Your abbreviated code has an $omp loop calling CellSolver with the cell index kcell...
... does CellSolver (and what it calls) make use of cell_list(kcell:nlist)? IOW from kcell through nlist?
If it does, then the slices of cell_list for each thread overlaps with the other threads, and as such, the time states that are assumed (required) not to have advanced, in fact have advanced.
Sorry about that. In this case, CellSolver just calls OGLSolver.
kcell is used to access a cell in the list (cell_list(:) is an array of defined type cell_type)
In no case is a slice of the list accessed, and the computations for each cell are independent of each other, using only the intra- and extra-cellular concentrations for that cell. The extra-cellular concentrations are updated separately.
Many years ago, before the world went crazy, mecej4 helped me with a very large Fortran program which had bad coding, he improved it no end.

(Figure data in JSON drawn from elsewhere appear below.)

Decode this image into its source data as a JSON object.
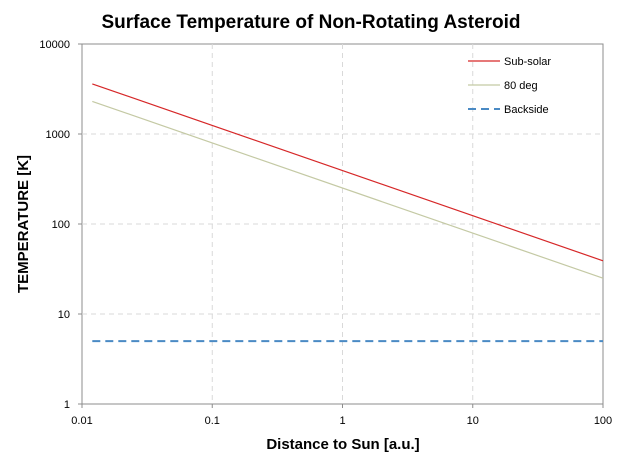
{
  "chart_data": {
    "type": "line",
    "title": "Surface Temperature of Non-Rotating Asteroid",
    "xlabel": "Distance to Sun [a.u.]",
    "ylabel": "TEMPERATURE [K]",
    "xscale": "log",
    "yscale": "log",
    "xlim": [
      0.01,
      100
    ],
    "ylim": [
      1,
      10000
    ],
    "x_ticks": [
      "0.01",
      "0.1",
      "1",
      "10",
      "100"
    ],
    "y_ticks": [
      "1",
      "10",
      "100",
      "1000",
      "10000"
    ],
    "grid": true,
    "legend_position": "top-right",
    "series": [
      {
        "name": "Sub-solar",
        "color": "#d62728",
        "style": "solid",
        "x": [
          0.012,
          100
        ],
        "y": [
          3600,
          39
        ]
      },
      {
        "name": "80 deg",
        "color": "#c4c9a4",
        "style": "solid",
        "x": [
          0.012,
          100
        ],
        "y": [
          2300,
          25
        ]
      },
      {
        "name": "Backside",
        "color": "#4a8ac4",
        "style": "dashed",
        "x": [
          0.012,
          100
        ],
        "y": [
          5,
          5
        ]
      }
    ]
  }
}
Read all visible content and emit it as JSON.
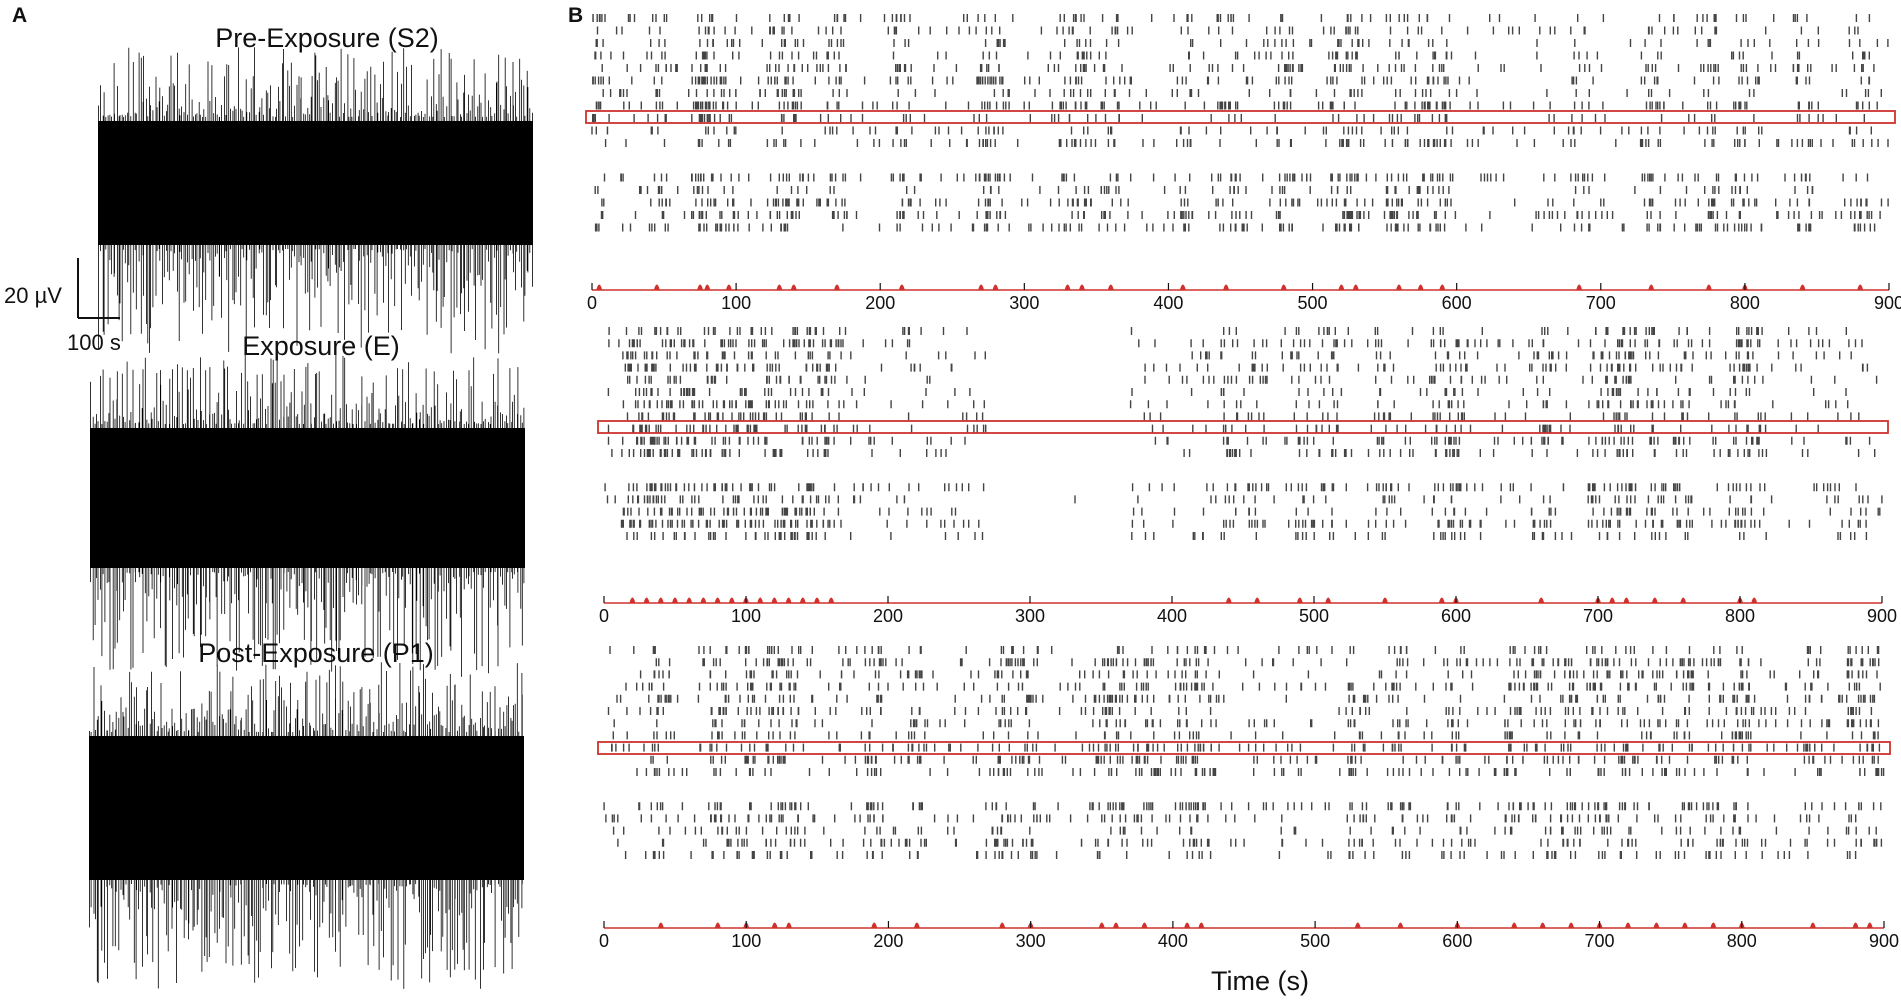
{
  "panels": {
    "a_label": "A",
    "b_label": "B"
  },
  "scale_bar": {
    "amplitude": "20 µV",
    "time": "100 s"
  },
  "chart_data": [
    {
      "type": "line",
      "panel": "A",
      "title": "Pre-Exposure (S2)",
      "note": "dense extracellular voltage trace"
    },
    {
      "type": "line",
      "panel": "A",
      "title": "Exposure (E)",
      "note": "dense extracellular voltage trace"
    },
    {
      "type": "line",
      "panel": "A",
      "title": "Post-Exposure (P1)",
      "note": "dense extracellular voltage trace"
    },
    {
      "type": "scatter",
      "panel": "B",
      "subtype": "raster",
      "xlim": [
        0,
        900
      ],
      "xticks": [
        "0",
        "100",
        "200",
        "300",
        "400",
        "500",
        "600",
        "700",
        "800",
        "900"
      ],
      "highlight_row": 6,
      "rows": 16,
      "marker_color": "#444444",
      "highlight_color": "#d0312d",
      "network_bursts_s": [
        5,
        45,
        75,
        80,
        95,
        130,
        140,
        170,
        215,
        270,
        280,
        330,
        340,
        360,
        410,
        440,
        480,
        520,
        530,
        560,
        575,
        590,
        685,
        735,
        775,
        800,
        840,
        880
      ]
    },
    {
      "type": "scatter",
      "panel": "B",
      "subtype": "raster",
      "xlim": [
        0,
        900
      ],
      "xticks": [
        "0",
        "100",
        "200",
        "300",
        "400",
        "500",
        "600",
        "700",
        "800",
        "900"
      ],
      "highlight_row": 6,
      "rows": 16,
      "silent_interval_s": [
        270,
        370
      ],
      "marker_color": "#444444",
      "highlight_color": "#d0312d",
      "network_bursts_s": [
        20,
        30,
        40,
        50,
        60,
        70,
        80,
        90,
        100,
        110,
        120,
        130,
        140,
        150,
        160,
        440,
        460,
        490,
        510,
        550,
        590,
        600,
        660,
        700,
        710,
        720,
        740,
        760,
        800,
        810
      ]
    },
    {
      "type": "scatter",
      "panel": "B",
      "subtype": "raster",
      "xlim": [
        0,
        900
      ],
      "xticks": [
        "0",
        "100",
        "200",
        "300",
        "400",
        "500",
        "600",
        "700",
        "800",
        "900"
      ],
      "highlight_row": 6,
      "rows": 16,
      "marker_color": "#444444",
      "highlight_color": "#d0312d",
      "network_bursts_s": [
        40,
        80,
        100,
        120,
        130,
        190,
        220,
        280,
        300,
        350,
        360,
        380,
        410,
        420,
        530,
        560,
        600,
        640,
        660,
        680,
        700,
        720,
        740,
        760,
        780,
        800,
        850,
        880,
        890
      ],
      "xlabel": "Time (s)"
    }
  ]
}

I suggest you load the whole code -- trying to reproduce errors in short code with the level of complexity you have would be difficult.
Just a thought
I found my bad coding error, which was in my own code (in f_rkc_OGL), not in the modified rkc code.
I was using a global variable to keep track of which cell was currently being processed. Not recommended even in serial mode, and a real no-no in multi-threaded code. The error showed up when I started writing out a lot of intermediate output, and I saw cell ID numbers that didn't make sense. After fixing that the results are now independent of the number of cpus.